Publié par les Éditions David, Car la nuit est longue se présente comme l'introspection d'un homme face au viol de sa femme. Dès les premières pages du livre de Sophie Bérubé, on plonge tête première dans le cœur de l'histoire. Kaï revient d'une sortie accompagnée de sa sœur. Cette dernière informe son mari qu'elles reviennent de l'hôpital puisque Kaï a été violée alors qu'elle rentrait de sa soirée. Aussitôt, Christophe tente de réconforter sa femme. Il est prêt à tout pour mettre un baume sur les blessures de celle qu'il aime. À ce moment, il ignore encore l'étendue des marques tant émotives que physiques que laissera cette agression à la victime et à ses proches.

Pleinement conscient que son rôle cette nuit-là est d'être présent pour sa conjointe et de lui communiquer amour et tendresse pour contrebalancer la violence de ce qu'elle vient de vivre, contre toute attente, Christophe n'arrive pas à se départir de ses pensées égocentriques. Habité par le désarroi, il est déchiré entre ce qu'il éprouve et ce qu'il croit devoir offrir à sa femme.

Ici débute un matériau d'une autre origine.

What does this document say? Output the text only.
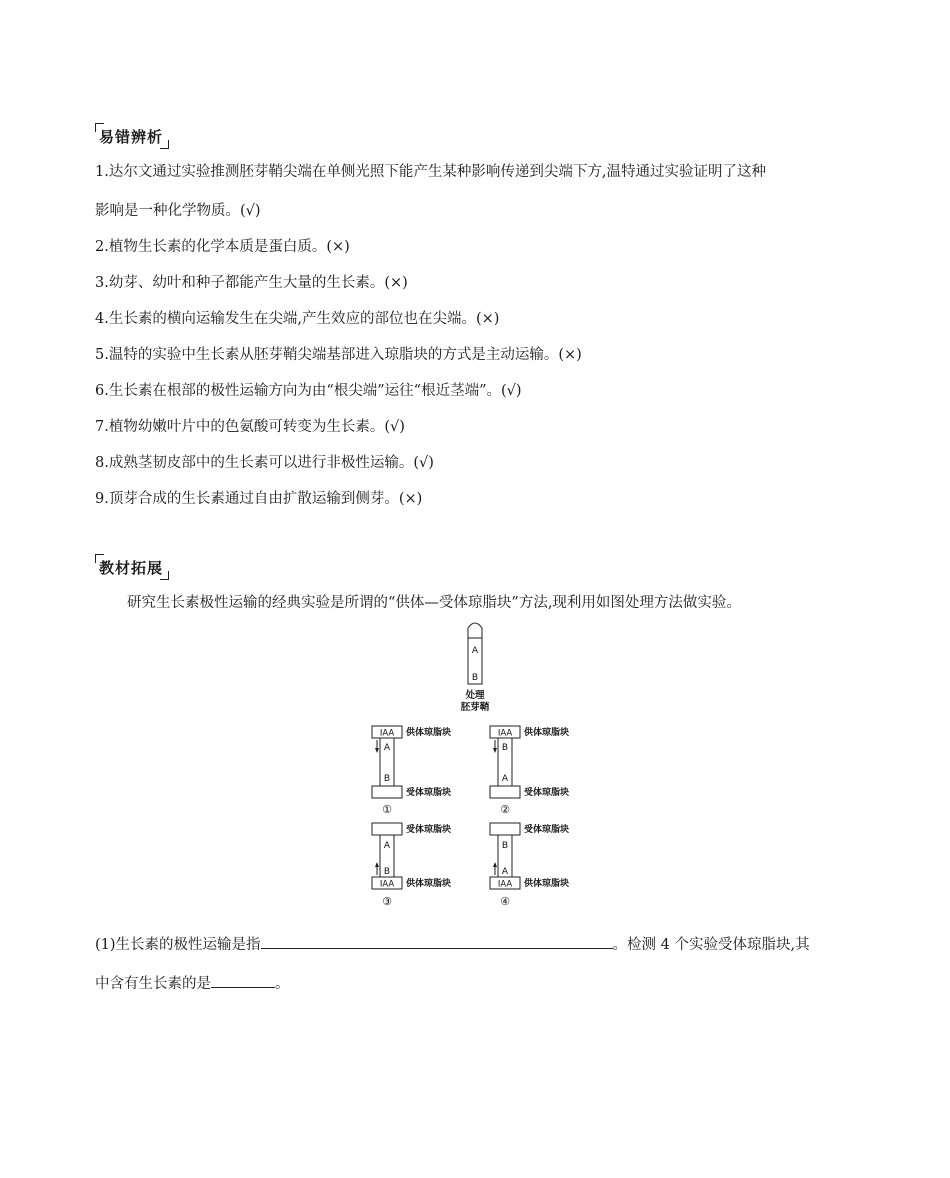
易错辨析
1.达尔文通过实验推测胚芽鞘尖端在单侧光照下能产生某种影响传递到尖端下方,温特通过实验证明了这种
影响是一种化学物质。(√)
2.植物生长素的化学本质是蛋白质。(×)
3.幼芽、幼叶和种子都能产生大量的生长素。(×)
4.生长素的横向运输发生在尖端,产生效应的部位也在尖端。(×)
5.温特的实验中生长素从胚芽鞘尖端基部进入琼脂块的方式是主动运输。(×)
6.生长素在根部的极性运输方向为由“根尖端”运往“根近茎端”。(√)
7.植物幼嫩叶片中的色氨酸可转变为生长素。(√)
8.成熟茎韧皮部中的生长素可以进行非极性运输。(√)
9.顶芽合成的生长素通过自由扩散运输到侧芽。(×)
教材拓展
研究生长素极性运输的经典实验是所谓的“供体—受体琼脂块”方法,现利用如图处理方法做实验。
A
B
处理
胚芽鞘
IAA
A
B
①
IAA
B
A
②
A
B
IAA
③
B
A
IAA
④
供体琼脂块
受体琼脂块
供体琼脂块
受体琼脂块
受体琼脂块
供体琼脂块
受体琼脂块
供体琼脂块
(1)生长素的极性运输是指	。检测 4 个实验受体琼脂块,其
中含有生长素的是	。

Ce chamboulement dans leur vie a pour effet d'exposer d'un coup toutes les fissures préexistantes de leur couple qu'ils croyaient solide comme du béton.

Pour distraire Kaï, son mari entreprend de raconter l'histoire de leur rencontre. C'est l'un des rares passages du roman qui s'éloignent de l'attaque pour apporter un peu de gaieté au récit. Ce segment permet entre autres au lecteur de découvrir les balbutiements du couple avant que Christophe ne poursuive sa narration en changeant la suite des événements pour lui donner des allures de conte de fées. Au fil des pages, les tentatives de Christophe pour soutenir Kaï dans cette épreuve s'accumulent sans grand succès.

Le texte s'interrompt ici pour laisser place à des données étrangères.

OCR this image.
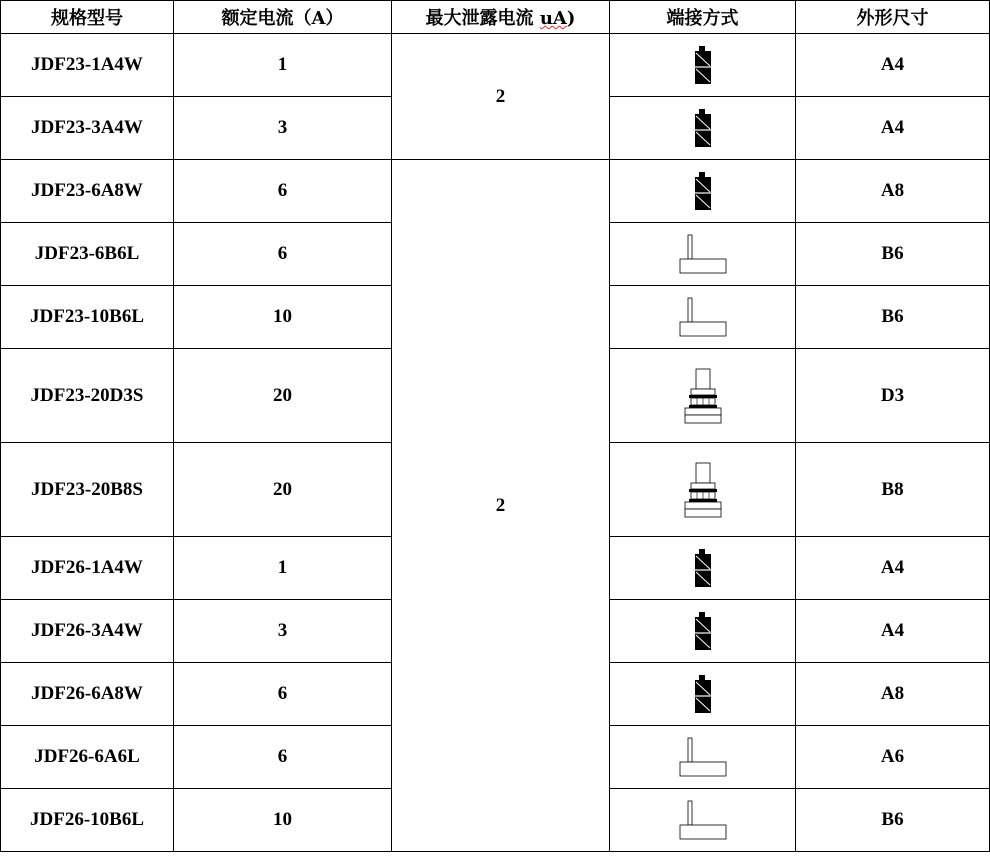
规格型号	额定电流（A）	最大泄露电流 uA)	端接方式	外形尺寸
JDF23-1A4W	1	2		A4
JDF23-3A4W	3			A4
JDF23-6A8W	6	2		A8
JDF23-6B6L	6			B6
JDF23-10B6L	10			B6
JDF23-20D3S	20			D3
JDF23-20B8S	20			B8
JDF26-1A4W	1			A4
JDF26-3A4W	3			A4
JDF26-6A8W	6			A8
JDF26-6A6L	6			A6
JDF26-10B6L	10			B6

Bien que la trame de fond interpelle le lecteur, l'histoire traîne en longueur malgré ses 128 pages. Le lecteur comprend rapidement le dilemme de Christophe, ainsi l'abondance d'exemples et de dialogues intérieurs donnent l'impression de faire du surplace.

Si l'absence de chapitre impose généralement un certain rythme au récit, cette fois, l'effet est inverse. Le lecteur n'a pas de repère de temps à l'exception de quelques commentaires de Christophe qui l'informe que la nuit s'étire sans savoir quand elle prendra fin. On a l'impression que le temps s'est arrêté et que les minutes s'égrènent aussi lentement que lors du dernier jour de travail avant les vacances d'été.

L'impact du viol pour les proches de la victime est un sujet rarement exploré en littérature. Il est compréhensible qu'il en soit ainsi puisqu'il est difficile d'en tirer une histoire à l'eau de rose qui laissera un agréable sentiment. Il n'en reste pas moins que cette réalité mérite d'être exposée pour en élargir la compréhension. C'est d'ailleurs la raison pour laquelle je salue le choix de l'auteure qui a voulu lever le voile sur cette facette qui reste trop souvent méconnue.

Si Car la nuit est longue est le cinquième ouvrage de Sophie Bérubé, il est son premier roman. Elle a auparavant signé trois titres de littérature jeunesse et un recueuil de poésie avec lequel elle a reçu le Prix France-Acadie en 2003. Originaire de la ville de Québec, Mme Bérubé s'est depuis installée en Nouvelle-Écosse.